Housing and Accomodation

The costs of living accommodation in Germany are low and average rents in Munich are the highest in the country. Many Germans spend less than 30 percent of their income on housing.

Finding accommodation is one of the priorities for expats to ensure that they are living in a good area which is suited to their lifestyle.

There are different types of accommodation in the country from apartments to maisonettes, cottages, large family homes and studio apartments. Most people in the city centre do prefer to live in apartments and those wanting to rent property in the larger cities will find the costs of housing being set by the location.

The Majority of the expats moving to the country prefer to rent than buy especially if only in the country for a short period of time.

The properties that are advertised usually show what the size is, the number of bedrooms and bathrooms as well as showing the energy rates.

Expats must be aware that when renting out unfurnished properties, they do come without curtains, light fittings and kitchen appliances.

Finding Property

Finding property to rent in the country can be quite simple compared to other countries and there are different ways in doing so – Online listings, help from an estate agent and newspaper listings.

Once you have found a property of interest, a viewing can be arranged with the particular landlord. With the competition that there is for housing, it is advised that expats show interest straight away as landlords usually determine the shortlist for rental applications. A three months period of rent may also need to be given as a security deposit

With the high demand of properties, the importance of getting all documents in order is vital. The documents expats will need when applying for property include the following

  • Application form – which is usually handed out at the viewing
  • Copies of photo ID and a valid permit
  • Income proof – i.e. wage slips
  • Certificate from previous landlords to ensure you have no rent due
  • Credit reports

If you have only recently arrived in the country and do not have any of these documents, you must indicate this on the application.

Renting property

To rent out property expats must be quick in order to secure a place to rent out.
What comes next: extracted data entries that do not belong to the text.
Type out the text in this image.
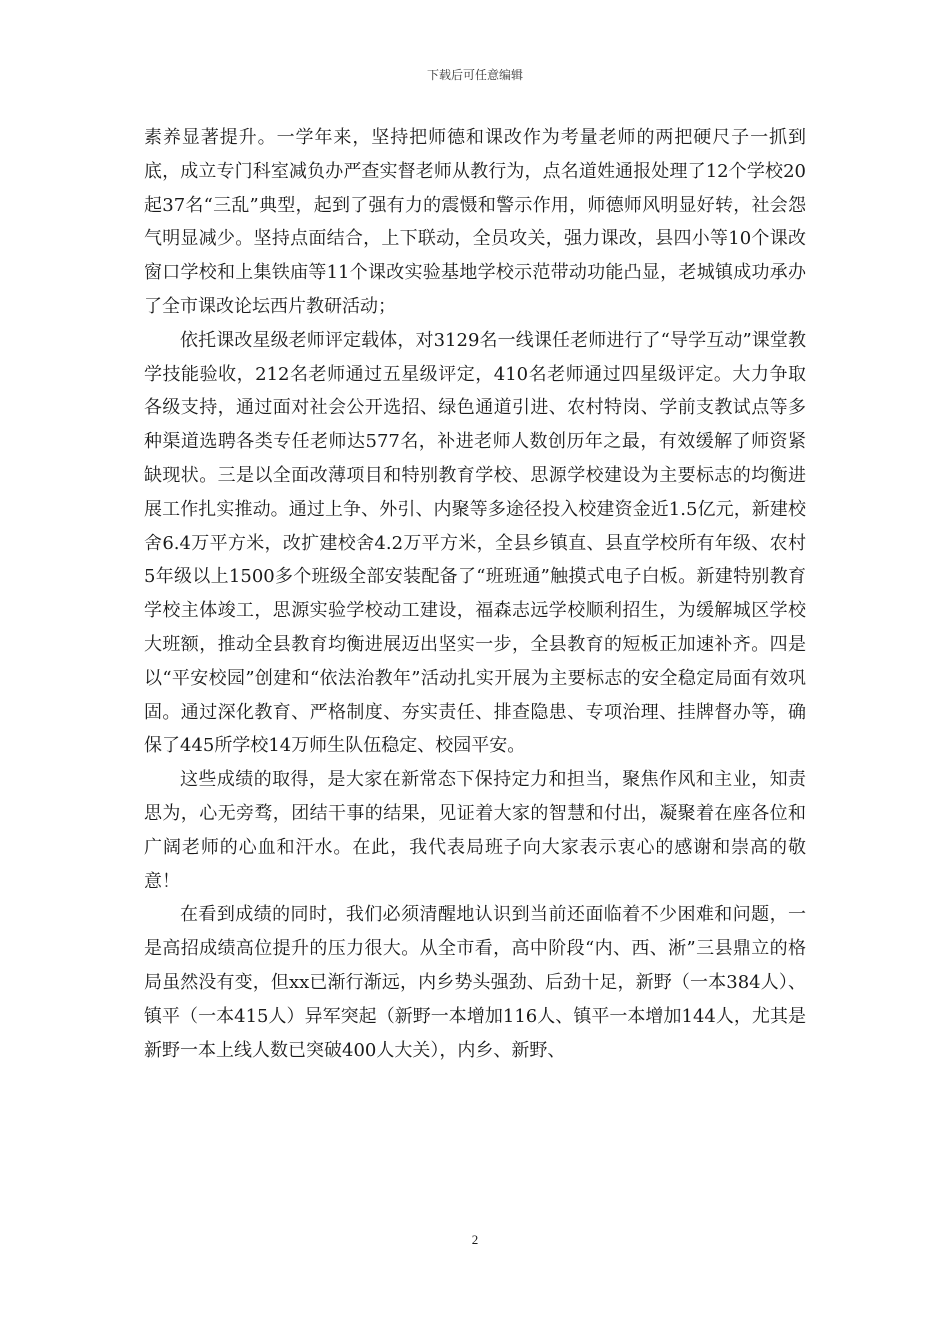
下载后可任意编辑

素养显著提升。一学年来，坚持把师德和课改作为考量老师的两把硬尺子一抓到底，成立专门科室减负办严查实督老师从教行为，点名道姓通报处理了12个学校20起37名“三乱”典型，起到了强有力的震慑和警示作用，师德师风明显好转，社会怨气明显减少。坚持点面结合，上下联动，全员攻关，强力课改，县四小等10个课改窗口学校和上集铁庙等11个课改实验基地学校示范带动功能凸显，老城镇成功承办了全市课改论坛西片教研活动；

依托课改星级老师评定载体，对3129名一线课任老师进行了“导学互动”课堂教学技能验收，212名老师通过五星级评定，410名老师通过四星级评定。大力争取各级支持，通过面对社会公开选招、绿色通道引进、农村特岗、学前支教试点等多种渠道选聘各类专任老师达577名，补进老师人数创历年之最，有效缓解了师资紧缺现状。三是以全面改薄项目和特别教育学校、思源学校建设为主要标志的均衡进展工作扎实推动。通过上争、外引、内聚等多途径投入校建资金近1.5亿元，新建校舍6.4万平方米，改扩建校舍4.2万平方米，全县乡镇直、县直学校所有年级、农村5年级以上1500多个班级全部安装配备了“班班通”触摸式电子白板。新建特别教育学校主体竣工，思源实验学校动工建设，福森志远学校顺利招生，为缓解城区学校大班额，推动全县教育均衡进展迈出坚实一步，全县教育的短板正加速补齐。四是以“平安校园”创建和“依法治教年”活动扎实开展为主要标志的安全稳定局面有效巩固。通过深化教育、严格制度、夯实责任、排查隐患、专项治理、挂牌督办等，确保了445所学校14万师生队伍稳定、校园平安。

这些成绩的取得，是大家在新常态下保持定力和担当，聚焦作风和主业，知责思为，心无旁骛，团结干事的结果，见证着大家的智慧和付出，凝聚着在座各位和广阔老师的心血和汗水。在此，我代表局班子向大家表示衷心的感谢和崇高的敬意！

在看到成绩的同时，我们必须清醒地认识到当前还面临着不少困难和问题，一是高招成绩高位提升的压力很大。从全市看，高中阶段“内、西、淅”三县鼎立的格局虽然没有变，但xx已渐行渐远，内乡势头强劲、后劲十足，新野（一本384人）、镇平（一本415人）异军突起（新野一本增加116人、镇平一本增加144人，尤其是新野一本上线人数已突破400人大关），内乡、新野、

2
As previously stated expats should arrange to view a property with an estate agent or a landlord and if you are interested in the property the landlord should be made aware.

Tenants will need to give a security deposit of at least one month’s rent, however, some landlords may want rent for up to three months.

The tenancy agreement can be long in Germany where it is not common for landlords to request a lease period of up to two years. Expats renting out must ensure that the lease agreements shows all the details and the conditions are understood before the end of the initial contract period.

The majority of the tenancies are unlimited so tenancy agreements can only be ended by the landlord evicting the tenant through the courts or by giving three or more months notice. The notice is only accepted if the landlord has a good reason for it being given.

The limited contract also is in some properties where the landlord has a good reason for which they are not able to continue renting the property.

Other than this, tenants moving into the property should inspect and note down any damages to the property to ensure that the security deposit is given in full once the lease has ended.

Renting Costs

A two bedroom apartment can cost up to EUR 300 per month and this is usually higher in popular areas and larger cities.

Utility costs are generally not included in the rent, but this can be laid out before signing the agreements. The property will be described as Kaltmiete which means it is without heating and utilities. A warmmiete however, does include heating and other costs for other utilities and management fees.

Buying Property

Expats wanting to buy property will find that it is a straightforward process and the deals are handled generally by estate agents.

When you have found a property you want to buy, a contact will be prepared between the seller and buyer which will indicate the terms of the sale. A notary will then sure that the sale is carried out and that there are no problems.

There are additional costs involved in buying property in Germany which includes the agent fee, notary fee, property transfer tax and other administrative costs.